# Chart of training/test sets over time
For a given set of models (identified by the model comment), plot the time periods for each training/test split

In [None]:
%load_ext autoreload
%autoreload 2

%pylab inline

In [None]:
import pandas as pd
import seaborn as sns
from sqlalchemy import create_engine
import os
from matplotlib import pyplot as plt
import matplotlib.dates as mdates
import matplotlib.patches as mpatches
import itertools
import logging

logging.basicConfig(level=logging.DEBUG)

from IPython.display import Image
from IPython.core.interactiveshell import InteractiveShell
InteractiveShell.ast_node_interactivity = "all"

In [None]:
dburl = os.environ['DBURL']
engine = create_engine(dburl)

------

In [None]:
model_comment = 'ucm_access_6months_production_models'

---- 
<a id='time_chop'></a>

# Checking time splits

In [None]:
#grab time split 
with open('../../../pipeline_CDPH_3.0/analysis/sql/time_splits.sql') as f:
    q = f.read()
q = q.replace('model_comment_holder',model_comment)
q = f"""
    select
        distinct
        a.evaluation_start_time as train_start_time,
        a.evaluation_end_time as train_end_time,
        b.evaluation_start_time as test_start_time,
        b.evaluation_end_time as test_end_time,
        m_id.training_label_timespan as train_label_timespan,
        mat.labeling_window as test_label_timespan
    from model_metadata.models as m_id
    left join train_results.evaluations as a using (model_id)
    left join test_results.evaluations as b using (model_id)
    left join model_metadata.matrices as mat
        on mat.matrix_uuid = b.matrix_uuid
    where
        a.metric = 'precision@'
        and a.parameter ='100.0_pct'
        and model_group_id = 20854
    order by train_start_time, train_end_time, test_start_time, test_end_time desc
;
    """
q

In [None]:
df_time_split = pd.read_sql(q, engine,
                            parse_dates=['train_start_time','train_end_time','test_start_time','test_end_time'])

In [None]:
df_time_split

In [None]:
sns.set_style("whitegrid")
sns.set_context("poster", font_scale=1, rc={"lines.linewidth": 1,"lines.markersize":4})

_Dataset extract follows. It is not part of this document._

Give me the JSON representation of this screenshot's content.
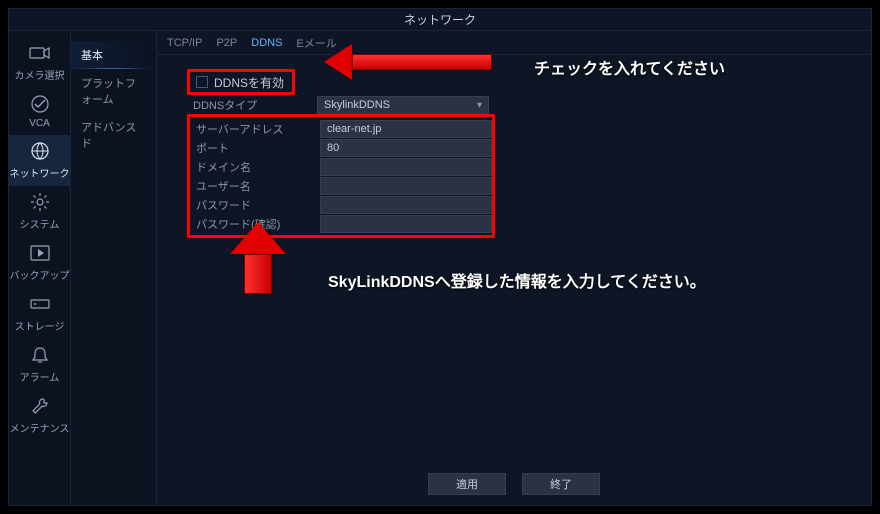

fig, ax = plt.subplots(1, figsize=(16, 8))
for y, time_val in df_time_split.iterrows():
    train_start, train_end, test_start, test_end, train_label_timespan, test_label_timespan = time_val
    _ = plt.plot([train_start,train_end], [y,y],marker='o',color='red')
    _ = plt.plot([train_end,train_end+train_label_timespan], [y,y],marker='',linestyle='--',color='red')
    _ = plt.plot([test_start,test_start+test_label_timespan], [y,y],marker='o',linestyle='-',color='blue')
    _ = plt.plot([test_start,test_end+test_label_timespan], [y,y],marker='',linestyle='--',color='blue')
_ = ax.axes.yaxis.set_ticklabels([])
_ = plt.ylabel('Model Building and\nValidation Cohorts')
_ = plt.xlabel('Time')
legend_list = []
legend_list.append(mpatches.Patch(color='red', label='Model Building Cohort'))
legend_list.append(mpatches.Patch(color='blue', label='Validation Cohort'))

# display the graph.
plt.legend(handles=legend_list)
 
sns.despine()
plt.show()